Dia kemudian menyebutkan sepak terjang dan sumbangan tokoh NU kelahiran Banyumas, Jawa Tengah tersebut.

Menurut Anhar, KH Saifuddin adalah seorang pemikir, hal itu dibuktikan dengan buku-bukunya. “Pak Saifuddin tak pernah almarhum. Dia tetap bersama kita karena pemikirannya. Bukan karena perbuatan fisiknya, tapi pemikirannya. Dalam konteks sekarang sedikit sekali pemimpin yang meninggalkan buku-buku.”

Seorang pahlawan, tambah Anhar, tak bisa dilepaskan kapan dimana ia hidup (konteks). Menurut dia, ada suatu kondisi yang memperlihatkan dan menyebabkan seseorang berjasa.

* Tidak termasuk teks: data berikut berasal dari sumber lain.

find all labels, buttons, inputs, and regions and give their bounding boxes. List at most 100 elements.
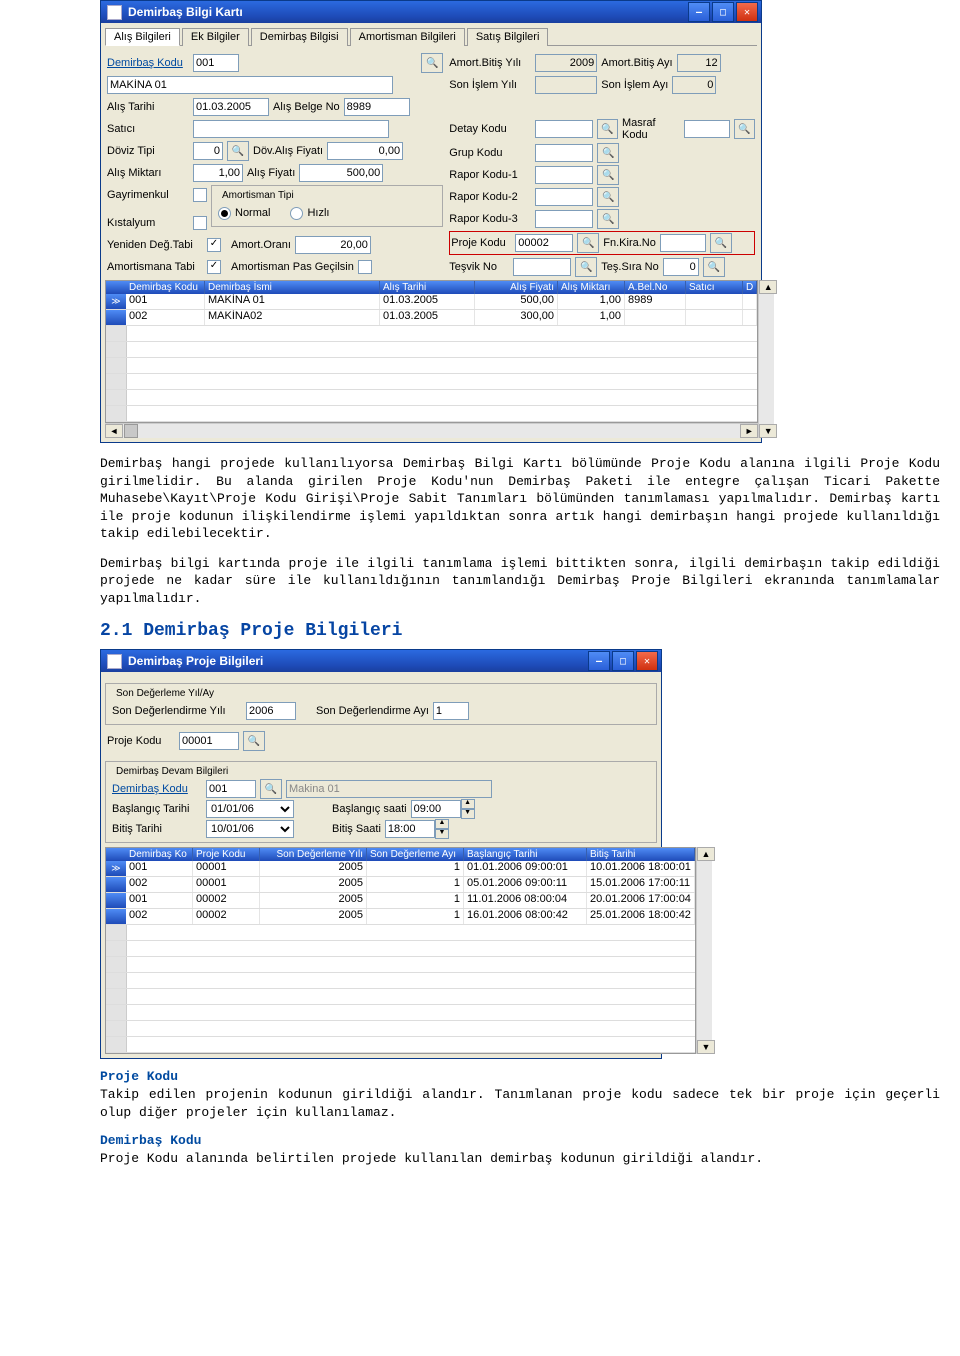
col-a-bel-no[interactable]: A.Bel.No bbox=[625, 281, 686, 294]
table-row[interactable]: 002000022005116.01.2006 08:00:4225.01.20… bbox=[106, 909, 695, 925]
select-baslangic-tarihi[interactable]: 01/01/06 bbox=[206, 800, 294, 818]
col-son-deg-ayi[interactable]: Son Değerleme Ayı bbox=[367, 848, 464, 861]
input-proje-kodu[interactable] bbox=[179, 732, 239, 750]
scroll-thumb[interactable] bbox=[124, 424, 138, 438]
tab-amortisman-bilgileri[interactable]: Amortisman Bilgileri bbox=[350, 28, 465, 46]
tab-satis-bilgileri[interactable]: Satış Bilgileri bbox=[467, 28, 549, 46]
spinner-up-icon[interactable]: ▲ bbox=[461, 799, 475, 809]
spinner-down-icon[interactable]: ▼ bbox=[435, 829, 449, 839]
lookup-icon[interactable]: 🔍 bbox=[597, 165, 619, 185]
table-row[interactable]: 002000012005105.01.2006 09:00:1115.01.20… bbox=[106, 877, 695, 893]
radio-normal[interactable] bbox=[218, 207, 231, 220]
input-demirbas-kodu[interactable] bbox=[206, 780, 256, 798]
input-son-deg-ayi[interactable] bbox=[433, 702, 469, 720]
lookup-icon[interactable]: 🔍 bbox=[577, 233, 599, 253]
input-rapor-kodu-3[interactable] bbox=[535, 210, 593, 228]
input-proje-kodu[interactable] bbox=[515, 234, 573, 252]
col-satici[interactable]: Satıcı bbox=[686, 281, 743, 294]
close-button[interactable]: ✕ bbox=[636, 651, 658, 671]
scrollbar-vertical[interactable]: ▲ ▼ bbox=[696, 847, 712, 1054]
col-proje-kodu[interactable]: Proje Kodu bbox=[193, 848, 260, 861]
table-row[interactable]: ≫001MAKİNA 0101.03.2005500,001,008989 bbox=[106, 294, 757, 310]
input-doviz-tipi[interactable] bbox=[193, 142, 223, 160]
label-demirbas-kodu[interactable]: Demirbaş Kodu bbox=[112, 783, 202, 795]
lookup-icon[interactable]: 🔍 bbox=[597, 143, 619, 163]
spinner-down-icon[interactable]: ▼ bbox=[461, 809, 475, 819]
input-detay-kodu[interactable] bbox=[535, 120, 593, 138]
input-grup-kodu[interactable] bbox=[535, 144, 593, 162]
minimize-button[interactable]: – bbox=[588, 651, 610, 671]
input-rapor-kodu-1[interactable] bbox=[535, 166, 593, 184]
label-demirbas-kodu[interactable]: Demirbaş Kodu bbox=[107, 57, 189, 69]
lookup-icon[interactable]: 🔍 bbox=[575, 257, 597, 277]
maximize-button[interactable]: □ bbox=[712, 2, 734, 22]
col-baslangic-tarihi[interactable]: Başlangıç Tarihi bbox=[464, 848, 587, 861]
input-tesvik-no[interactable] bbox=[513, 258, 571, 276]
input-amort-orani[interactable] bbox=[295, 236, 371, 254]
scrollbar-horizontal[interactable]: ◄ ► bbox=[105, 423, 758, 438]
grid-proje-list[interactable]: Demirbaş Ko Proje Kodu Son Değerleme Yıl… bbox=[105, 847, 696, 1054]
checkbox-kistalyum[interactable] bbox=[193, 216, 207, 230]
table-row[interactable]: ≫001000012005101.01.2006 09:00:0110.01.2… bbox=[106, 861, 695, 877]
maximize-button[interactable]: □ bbox=[612, 651, 634, 671]
col-alis-miktari[interactable]: Alış Miktarı bbox=[558, 281, 625, 294]
col-demirbas-kodu[interactable]: Demirbaş Kodu bbox=[126, 281, 205, 294]
tab-ek-bilgiler[interactable]: Ek Bilgiler bbox=[182, 28, 249, 46]
checkbox-yeniden-deg-tabi[interactable]: ✓ bbox=[207, 238, 221, 252]
titlebar[interactable]: Demirbaş Proje Bilgileri – □ ✕ bbox=[101, 650, 661, 672]
checkbox-amortisman-pas[interactable] bbox=[358, 260, 372, 274]
lookup-icon[interactable]: 🔍 bbox=[703, 257, 725, 277]
lookup-icon[interactable]: 🔍 bbox=[597, 119, 618, 139]
scroll-up-icon[interactable]: ▲ bbox=[697, 847, 715, 861]
input-satici[interactable] bbox=[193, 120, 389, 138]
select-bitis-tarihi[interactable]: 10/01/06 bbox=[206, 820, 294, 838]
input-alis-miktari[interactable] bbox=[193, 164, 243, 182]
input-demirbas-kodu[interactable] bbox=[193, 54, 239, 72]
close-button[interactable]: ✕ bbox=[736, 2, 758, 22]
titlebar[interactable]: Demirbaş Bilgi Kartı – □ ✕ bbox=[101, 1, 761, 23]
checkbox-amortismana-tabi[interactable]: ✓ bbox=[207, 260, 221, 274]
checkbox-gayrimenkul[interactable] bbox=[193, 188, 207, 202]
col-son-deg-yili[interactable]: Son Değerleme Yılı bbox=[260, 848, 367, 861]
tab-alis-bilgileri[interactable]: Alış Bilgileri bbox=[105, 28, 180, 46]
scroll-right-icon[interactable]: ► bbox=[740, 424, 758, 438]
table-row[interactable]: 002MAKİNA0201.03.2005300,001,00 bbox=[106, 310, 757, 326]
lookup-icon[interactable]: 🔍 bbox=[227, 141, 249, 161]
col-bitis-tarihi[interactable]: Bitiş Tarihi bbox=[587, 848, 695, 861]
tab-demirbas-bilgisi[interactable]: Demirbaş Bilgisi bbox=[251, 28, 348, 46]
input-masraf-kodu[interactable] bbox=[684, 120, 730, 138]
col-demirbas-ko[interactable]: Demirbaş Ko bbox=[126, 848, 193, 861]
scroll-left-icon[interactable]: ◄ bbox=[105, 424, 123, 438]
input-alis-fiyati[interactable] bbox=[299, 164, 383, 182]
input-son-deg-yili[interactable] bbox=[246, 702, 296, 720]
col-alis-fiyati[interactable]: Alış Fiyatı bbox=[475, 281, 558, 294]
input-demirbas-ismi[interactable] bbox=[107, 76, 393, 94]
lookup-icon[interactable]: 🔍 bbox=[597, 187, 619, 207]
grid-demirbas-list[interactable]: Demirbaş Kodu Demirbaş İsmi Alış Tarihi … bbox=[105, 280, 758, 423]
input-baslangic-saati[interactable] bbox=[411, 800, 461, 818]
lookup-icon[interactable]: 🔍 bbox=[734, 119, 755, 139]
input-fn-kira-no[interactable] bbox=[660, 234, 706, 252]
lookup-icon[interactable]: 🔍 bbox=[710, 233, 732, 253]
input-rapor-kodu-2[interactable] bbox=[535, 188, 593, 206]
scroll-down-icon[interactable]: ▼ bbox=[697, 1040, 715, 1054]
scroll-down-icon[interactable]: ▼ bbox=[759, 424, 777, 438]
lookup-icon[interactable]: 🔍 bbox=[260, 779, 282, 799]
col-alis-tarihi[interactable]: Alış Tarihi bbox=[380, 281, 475, 294]
scrollbar-vertical[interactable]: ▲ ▼ bbox=[758, 280, 774, 438]
input-dov-alis-fiyati[interactable] bbox=[327, 142, 403, 160]
input-alis-tarihi[interactable] bbox=[193, 98, 269, 116]
minimize-button[interactable]: – bbox=[688, 2, 710, 22]
col-demirbas-ismi[interactable]: Demirbaş İsmi bbox=[205, 281, 380, 294]
lookup-icon[interactable]: 🔍 bbox=[597, 209, 619, 229]
input-alis-belge-no[interactable] bbox=[344, 98, 410, 116]
input-bitis-saati[interactable] bbox=[385, 820, 435, 838]
lookup-icon[interactable]: 🔍 bbox=[421, 53, 443, 73]
spinner-up-icon[interactable]: ▲ bbox=[435, 819, 449, 829]
col-d[interactable]: D bbox=[743, 281, 757, 294]
table-row[interactable]: 001000022005111.01.2006 08:00:0420.01.20… bbox=[106, 893, 695, 909]
radio-hizli[interactable] bbox=[290, 207, 303, 220]
lookup-icon[interactable]: 🔍 bbox=[243, 731, 265, 751]
input-tes-sira-no[interactable] bbox=[663, 258, 699, 276]
scroll-up-icon[interactable]: ▲ bbox=[759, 280, 777, 294]
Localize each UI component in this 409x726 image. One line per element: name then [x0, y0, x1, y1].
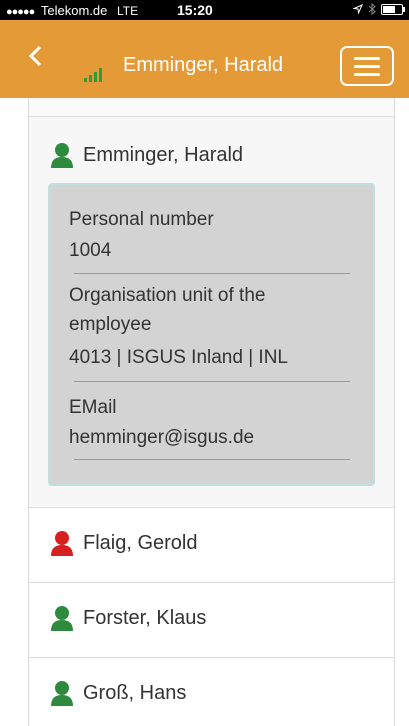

KH Saifuddin Zuhri memimpin pada saat krisis. Ia bersama dan ada dalam krisis dan bersama menyelesaikannya, “Dan Pak Saifuddin Zuhri dalam batas tertentu berperan dalam konteks itu.”

Ia menyebutkan satu sisi Kiai Saifuddin yang berani berkata tidak kepada Presiden Soekarno ketika orang lain tidak berani. Satu contoh misalnya ia berani menentang presdien waktu akan membubarkan organisasi mahasiwa Partai Masyumi, HMI.

“Pak Saifuddin menanggap Presiden Soekarno waktu itu berlebihan,” ujarnya.